所以还是让我们自己来清理头绪吧。我对此次金融危机有一个“四阶段”的观点:
1.破灭的房地产泡沫已经导致了拖欠房贷案和丧失抵押房回赎案激增。而这反过来又导致其价值源于以房贷偿还为支拄的有关债券的价格暴跌。
2.这些金融失败业已使得很多金融机构陷入资本金严重短缺---和负债相比,已是资不抵债。这个问题显得异常严峻, 特别是在这泡沫年代, 家家都有巨额负债。
3.由于金融机构相对其债务而言资本太少,他们不能也不愿提供经济所需的信用。
4.金融机构一直在努力尝试出售资产偿付债务,包括出售房贷抵押支持的债券。但这又驱动他们拥有的资产价格下降,并使他们的财务状况更趋恶化。这种恶性循环就是所谓的“去杠杆化悖论 ”。(paradox of deleveraging)
鲍尔森计划要求联邦政府购买7,000亿美元价值的坏账,主要是住房抵押贷款证券。问题是这样做又如何解决危机呢?

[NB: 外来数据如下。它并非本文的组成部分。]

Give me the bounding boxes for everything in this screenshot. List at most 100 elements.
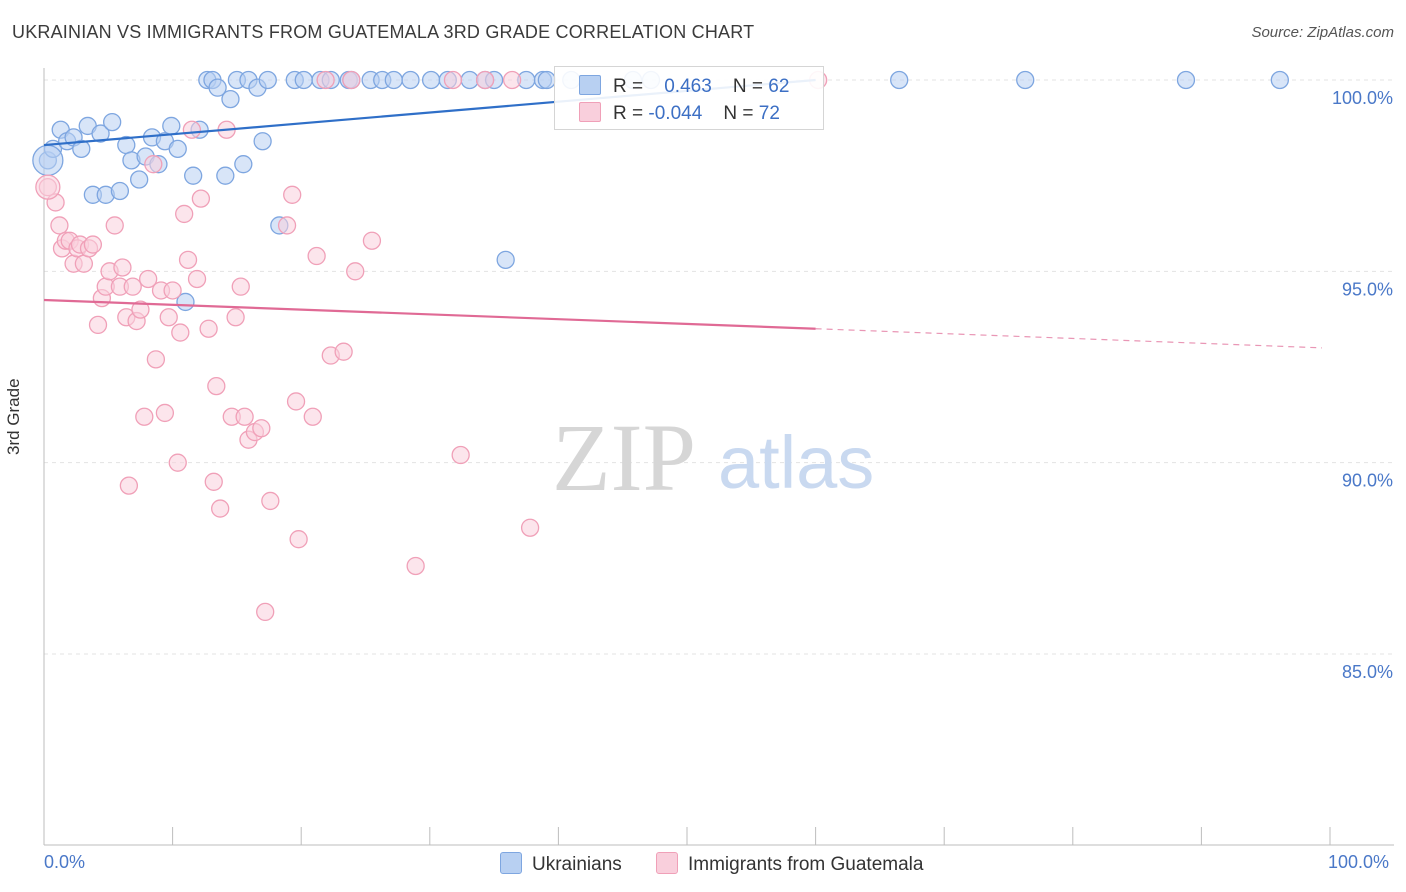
data-point [496, 250, 515, 270]
data-point [346, 262, 365, 281]
data-point [277, 216, 297, 235]
y-tick-label: 100.0% [1332, 88, 1393, 108]
data-point [191, 189, 211, 208]
data-point [211, 499, 230, 518]
data-point [32, 144, 64, 177]
data-point [1270, 70, 1289, 90]
data-point [261, 491, 280, 511]
data-point [130, 170, 149, 189]
legend-row-ukrainians: R = 0.463 N = 62 [579, 75, 789, 98]
data-point [146, 350, 166, 369]
data-point [184, 166, 203, 185]
data-point [234, 155, 253, 174]
legend-row-guatemala: R = -0.044 N = 72 [579, 102, 780, 125]
data-point [175, 204, 194, 224]
data-point [475, 70, 495, 90]
data-point [207, 376, 226, 396]
data-point [123, 277, 142, 296]
data-point [178, 250, 198, 270]
data-point [35, 174, 61, 200]
data-point [406, 556, 425, 576]
data-point [231, 277, 250, 296]
data-point [307, 246, 326, 266]
data-point [182, 120, 202, 139]
data-point [256, 602, 275, 622]
data-point [221, 89, 240, 109]
data-point [155, 403, 175, 423]
data-point [139, 269, 158, 289]
data-point [105, 216, 124, 235]
data-point [159, 308, 178, 327]
series-legend-ukrainians: Ukrainians [500, 852, 622, 876]
data-point [74, 254, 94, 273]
data-point [168, 453, 187, 472]
data-point [460, 70, 479, 90]
legend-n-label: N = [723, 103, 754, 124]
data-point [119, 476, 139, 495]
legend-n-value: 72 [758, 103, 780, 124]
data-point [208, 78, 227, 97]
legend-r-label: R = [613, 76, 644, 97]
data-point [103, 112, 122, 132]
data-point [88, 315, 108, 335]
data-point [443, 70, 463, 90]
data-point [50, 216, 69, 235]
data-point [216, 166, 235, 185]
data-point [384, 70, 403, 90]
data-point [421, 70, 441, 90]
data-point [303, 407, 322, 426]
x-tick-label-max: 100.0% [1328, 852, 1390, 872]
data-point [163, 281, 182, 300]
data-point [72, 139, 91, 159]
legend-r-value: 0.463 [664, 76, 712, 97]
data-point [171, 323, 190, 342]
data-point [168, 139, 187, 159]
data-point [135, 407, 154, 426]
data-point [204, 472, 223, 491]
data-point [235, 407, 254, 426]
data-point [502, 70, 522, 90]
data-point [316, 70, 335, 90]
legend-swatch-guatemala [579, 102, 601, 122]
data-point [283, 185, 302, 204]
data-point [451, 445, 470, 465]
data-point [258, 70, 277, 90]
data-point [342, 70, 361, 90]
data-point [110, 181, 130, 201]
data-point [362, 231, 382, 250]
series-legend-guatemala: Immigrants from Guatemala [656, 852, 923, 876]
data-point [286, 392, 306, 411]
chart-title: UKRAINIAN VS IMMIGRANTS FROM GUATEMALA 3… [12, 22, 755, 42]
data-point [144, 155, 163, 174]
data-point [131, 300, 150, 319]
data-point [113, 258, 132, 277]
y-tick-label: 85.0% [1342, 662, 1393, 682]
data-point [226, 308, 245, 327]
watermark-atlas: atlas [718, 421, 874, 504]
series-label-guatemala: Immigrants from Guatemala [688, 854, 924, 875]
data-point [401, 70, 420, 90]
trend-line-1 [43, 298, 816, 330]
data-point [289, 530, 308, 549]
data-point [187, 269, 207, 289]
legend-swatch-ukrainians [579, 75, 601, 95]
series-swatch-guatemala [656, 852, 678, 874]
data-point [162, 116, 181, 136]
data-point [537, 70, 556, 90]
watermark-zip: ZIP [552, 404, 696, 511]
series-1-points [35, 70, 828, 622]
x-tick-label-min: 0.0% [44, 852, 86, 872]
series-label-ukrainians: Ukrainians [532, 854, 622, 875]
data-point [91, 124, 110, 143]
data-point [1016, 70, 1035, 90]
legend-n-label: N = [732, 76, 764, 97]
series-swatch-ukrainians [500, 852, 522, 874]
data-point [83, 235, 103, 254]
y-tick-label: 90.0% [1342, 471, 1393, 491]
data-point [252, 419, 271, 438]
data-point [334, 342, 353, 361]
legend-n-value: 62 [768, 76, 790, 97]
data-points [32, 70, 1289, 622]
data-point [253, 132, 272, 151]
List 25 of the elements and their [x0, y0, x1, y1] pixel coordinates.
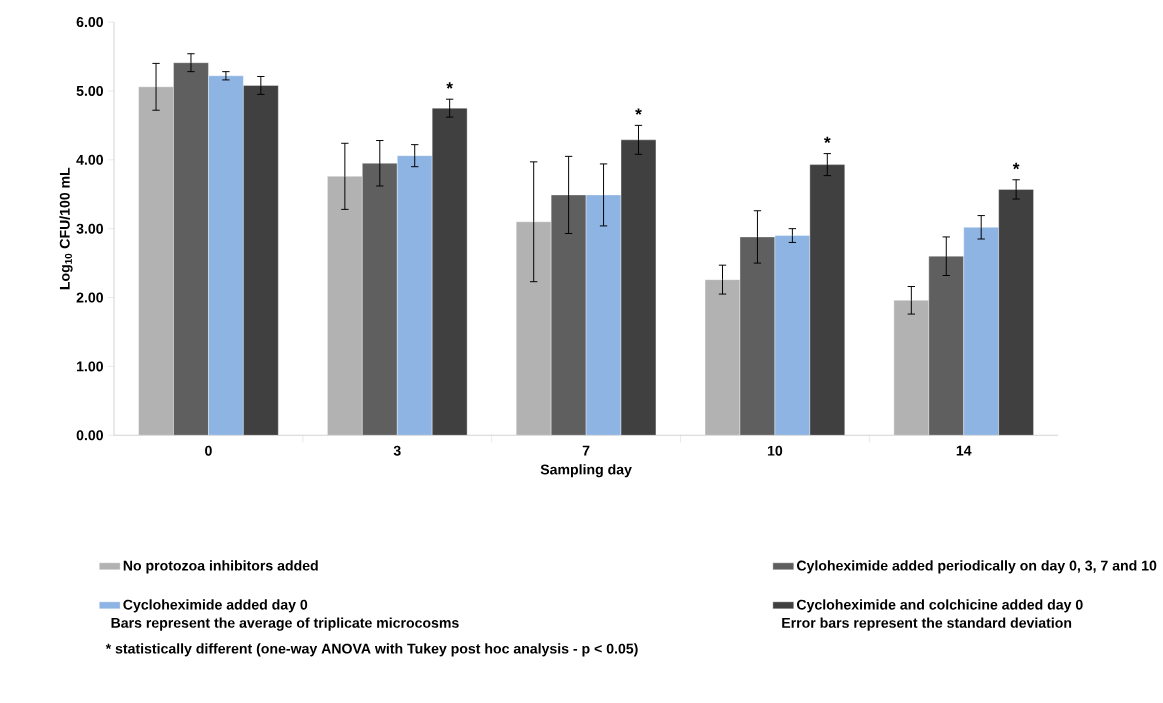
legend-label: Cycloheximide added day 0	[123, 599, 308, 613]
legend-label: Cycloheximide and colchicine added day 0	[796, 599, 1083, 613]
y-tick-label: 3.00	[76, 223, 103, 234]
x-tick-label: 0	[205, 445, 212, 456]
data-label: *	[635, 108, 642, 116]
x-tick-label: 7	[582, 445, 590, 456]
x-tick-label: 10	[767, 445, 783, 456]
legend-label: No protozoa inhibitors added	[123, 560, 318, 574]
x-tick-label: 14	[956, 445, 972, 456]
y-tick-label: 2.00	[76, 292, 103, 303]
data-label: *	[824, 136, 831, 144]
text: * statistically different (one-way ANOVA with Tukey post hoc analysis - p < 0.05)	[105, 643, 638, 657]
y-tick-label: 5.00	[76, 86, 103, 97]
y-axis-title: Log$_{10}$ CFU/100 mL	[59, 167, 73, 290]
x-axis-title: Sampling day	[540, 464, 632, 478]
x-tick-label: 3	[393, 445, 401, 456]
y-tick-label: 1.00	[77, 361, 103, 372]
data-label: *	[1012, 163, 1020, 170]
text: Bars represent the average of triplicate microcosms	[111, 617, 459, 631]
data-label: *	[446, 82, 453, 89]
legend-label: Cyloheximide added periodically on day 0, 3, 7 and 10	[796, 560, 1157, 574]
text: Error bars represent the standard deviation	[782, 617, 1072, 631]
y-tick-label: 4.00	[76, 155, 103, 166]
y-tick-label: 6.00	[76, 17, 103, 28]
y-tick-label: 0.00	[76, 430, 103, 441]
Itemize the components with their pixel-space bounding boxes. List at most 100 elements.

那么,它可能---可能---会打破恶性循环的反杠杆化操作,也就是我的上述的第四阶段。即便是这点也不是很明晰:那么, 许多国库不打算购买的资产仍然承受作价格压力。此外,即使恶性循环被遏制住,金融机构仍然因为资本金不足而迈不开步子。
或者更确切地说,金融机构将受困于资本金不足,除非联邦政府以高于其价值的高价购买那些资产---花纳税人的钱, 给金融机构及其股东和管理层一笔暴利。我提到过我对此方案不爽吗?
看来这危机的逻辑决定了要介入的不在第四阶段,而在第二阶段:金融体系需要更多的资本金。如果政府计划向金融机构提供资本金,那么它应该得到提供资本金所应得到的:一部分的所有权,惟其如此,一旦援救方案奏效,其全部成果才不至于被那些引发糟糕局面的罪魁祸首所攫取。
这正是储贷危机 (the savings and loan crisis) 所发生的:联邦接管了坏银行 (bad banks) 的所有权,而不仅仅是接管它们的不良资产 (bad assets)。发生在房地美和房利美 (Fannie & Freddie) 的正是如此。(顺便提一下,那次营救做得恰如其分。自联邦接管后,抵押利率迅速调低。)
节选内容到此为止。